The world of work, in my judgement, is too brutalising. Too unhuman.
Recruitment is a “last person standing” exercise which exhausts optimism; appraisals are a sour, inefficient and futile thing; they kill ambition, drive generic bland acquiescence and throw a dread-soaked tarpaulin over individualism. Then we “let people go” which we all know is the veterinary gun used by HR to salve their conscience, but which is deeply dehumanising and ensures a thoroughly ungracious end for any person in any role.
Where am I going?
I am full of a thought; what if we could work in a space that respected, cherished and honoured our vulnerability? What if an employer considered that our weaknesses were more important than our strengths? What if the life’s work of a company was not “share-holder value”, but to fulfil the potential of its employees?
What if our relationship with our work was more loving, less contractual; more forgiving, less punitive; more collaborative less competitive; more generous, less audited and more vulnerable, less grim facade?
What if we were not afraid of commitment, but recommitted to a new standard of care and thoughtfulness. What if we had less automated messaging (“your call is important to us”) and more eye to eye contact? What if we didn’t fear failing, but saw the whole person and knew the reasons to put trust in them before would still be there?
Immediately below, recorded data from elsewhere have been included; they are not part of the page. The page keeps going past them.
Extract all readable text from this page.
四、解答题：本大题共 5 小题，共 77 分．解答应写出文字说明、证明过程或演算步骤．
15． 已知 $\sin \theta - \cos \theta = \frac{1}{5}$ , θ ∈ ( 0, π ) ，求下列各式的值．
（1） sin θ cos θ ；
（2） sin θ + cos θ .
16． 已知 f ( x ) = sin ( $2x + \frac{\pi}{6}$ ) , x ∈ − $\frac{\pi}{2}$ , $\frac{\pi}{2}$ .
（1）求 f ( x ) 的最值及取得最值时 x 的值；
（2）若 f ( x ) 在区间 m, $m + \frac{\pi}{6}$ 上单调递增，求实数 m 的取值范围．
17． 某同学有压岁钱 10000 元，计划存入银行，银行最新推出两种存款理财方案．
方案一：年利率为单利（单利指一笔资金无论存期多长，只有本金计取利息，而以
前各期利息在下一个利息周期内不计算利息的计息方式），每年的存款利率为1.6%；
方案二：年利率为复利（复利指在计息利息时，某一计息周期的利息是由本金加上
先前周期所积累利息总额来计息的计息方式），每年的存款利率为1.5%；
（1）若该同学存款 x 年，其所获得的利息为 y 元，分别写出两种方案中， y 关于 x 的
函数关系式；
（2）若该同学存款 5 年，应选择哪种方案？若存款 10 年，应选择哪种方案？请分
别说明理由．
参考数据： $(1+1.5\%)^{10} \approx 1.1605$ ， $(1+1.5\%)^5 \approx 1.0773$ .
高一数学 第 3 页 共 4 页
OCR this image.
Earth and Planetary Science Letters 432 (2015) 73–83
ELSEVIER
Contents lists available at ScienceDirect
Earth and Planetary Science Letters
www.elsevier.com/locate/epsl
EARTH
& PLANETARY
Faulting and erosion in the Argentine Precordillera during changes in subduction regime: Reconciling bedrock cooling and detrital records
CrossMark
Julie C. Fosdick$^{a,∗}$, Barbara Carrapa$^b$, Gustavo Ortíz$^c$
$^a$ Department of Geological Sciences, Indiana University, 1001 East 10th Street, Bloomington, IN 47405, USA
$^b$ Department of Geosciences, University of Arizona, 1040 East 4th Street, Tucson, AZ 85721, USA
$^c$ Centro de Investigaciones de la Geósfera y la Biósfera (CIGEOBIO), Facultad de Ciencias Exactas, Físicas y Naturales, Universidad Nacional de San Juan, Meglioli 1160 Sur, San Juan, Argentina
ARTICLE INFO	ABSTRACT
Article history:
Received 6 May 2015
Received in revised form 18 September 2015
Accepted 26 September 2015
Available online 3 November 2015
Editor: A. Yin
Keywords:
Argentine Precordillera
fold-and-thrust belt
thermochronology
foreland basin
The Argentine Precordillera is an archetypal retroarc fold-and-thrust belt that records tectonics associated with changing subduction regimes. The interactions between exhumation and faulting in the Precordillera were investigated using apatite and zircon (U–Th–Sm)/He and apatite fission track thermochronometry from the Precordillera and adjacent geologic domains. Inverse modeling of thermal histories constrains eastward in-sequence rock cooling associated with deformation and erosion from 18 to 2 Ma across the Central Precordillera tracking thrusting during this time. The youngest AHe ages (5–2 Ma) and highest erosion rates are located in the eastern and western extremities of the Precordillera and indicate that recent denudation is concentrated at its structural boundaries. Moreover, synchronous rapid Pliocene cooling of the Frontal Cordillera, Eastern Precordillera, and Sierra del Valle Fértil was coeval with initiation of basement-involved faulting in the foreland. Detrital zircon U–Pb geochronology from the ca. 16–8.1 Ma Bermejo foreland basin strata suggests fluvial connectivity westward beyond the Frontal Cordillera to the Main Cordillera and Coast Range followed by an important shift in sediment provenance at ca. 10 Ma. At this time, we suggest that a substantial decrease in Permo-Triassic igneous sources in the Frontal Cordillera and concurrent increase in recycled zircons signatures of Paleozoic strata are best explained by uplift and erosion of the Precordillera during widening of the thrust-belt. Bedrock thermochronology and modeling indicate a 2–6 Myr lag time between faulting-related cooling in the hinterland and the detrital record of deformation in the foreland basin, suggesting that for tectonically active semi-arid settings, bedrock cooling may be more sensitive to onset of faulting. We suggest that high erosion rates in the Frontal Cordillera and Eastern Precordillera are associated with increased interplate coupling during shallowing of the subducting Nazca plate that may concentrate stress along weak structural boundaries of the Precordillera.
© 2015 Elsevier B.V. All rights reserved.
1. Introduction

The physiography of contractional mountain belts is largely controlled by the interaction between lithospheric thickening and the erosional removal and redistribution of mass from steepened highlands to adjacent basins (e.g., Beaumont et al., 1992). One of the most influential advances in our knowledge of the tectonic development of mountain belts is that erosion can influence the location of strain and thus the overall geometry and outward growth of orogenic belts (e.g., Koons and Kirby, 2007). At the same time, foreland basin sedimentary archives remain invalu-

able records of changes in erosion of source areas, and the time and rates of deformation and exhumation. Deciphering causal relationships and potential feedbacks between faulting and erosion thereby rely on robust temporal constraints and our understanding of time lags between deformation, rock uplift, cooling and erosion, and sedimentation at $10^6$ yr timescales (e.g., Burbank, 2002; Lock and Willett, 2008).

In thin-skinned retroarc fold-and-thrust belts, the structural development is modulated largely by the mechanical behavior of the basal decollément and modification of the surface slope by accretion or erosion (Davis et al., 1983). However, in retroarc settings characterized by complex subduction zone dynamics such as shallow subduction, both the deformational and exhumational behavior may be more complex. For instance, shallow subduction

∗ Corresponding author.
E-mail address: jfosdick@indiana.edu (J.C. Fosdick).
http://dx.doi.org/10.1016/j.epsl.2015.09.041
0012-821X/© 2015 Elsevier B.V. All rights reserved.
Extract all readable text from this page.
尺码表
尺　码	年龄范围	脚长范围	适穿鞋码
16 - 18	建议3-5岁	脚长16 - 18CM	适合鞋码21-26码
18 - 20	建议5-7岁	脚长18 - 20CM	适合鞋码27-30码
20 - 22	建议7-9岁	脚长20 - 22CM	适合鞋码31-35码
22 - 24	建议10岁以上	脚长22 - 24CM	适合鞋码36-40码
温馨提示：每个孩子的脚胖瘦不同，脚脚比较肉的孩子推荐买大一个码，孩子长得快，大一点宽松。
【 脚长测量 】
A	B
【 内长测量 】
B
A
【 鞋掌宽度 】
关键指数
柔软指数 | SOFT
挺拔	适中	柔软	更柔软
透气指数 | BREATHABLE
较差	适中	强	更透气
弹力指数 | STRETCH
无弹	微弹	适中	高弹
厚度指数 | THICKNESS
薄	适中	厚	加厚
I am doubtful now that I can end this without sounding glib or ridiculous; but this is my thought and I want to share it.
In love we reveal our vulnerability and thrive for as long as the love can be sustained. In love we are superhuman.
In work, we bury our vulnerability and march to a discordant drum beat until we fall in a ditch exhausted by the distance travelled and still stretching ahead of us. We are nowhere near superhuman, we are just broken.
Could we not learn more from our most developed emotional response, to love and be loved, taking the lessons of all humanity over thousands of years; rather than working still in what is essentially a Victorian construct that treats people as dispensable and wasting assets, only now with added superfast broadband?
Could we reinvent what “to work” means?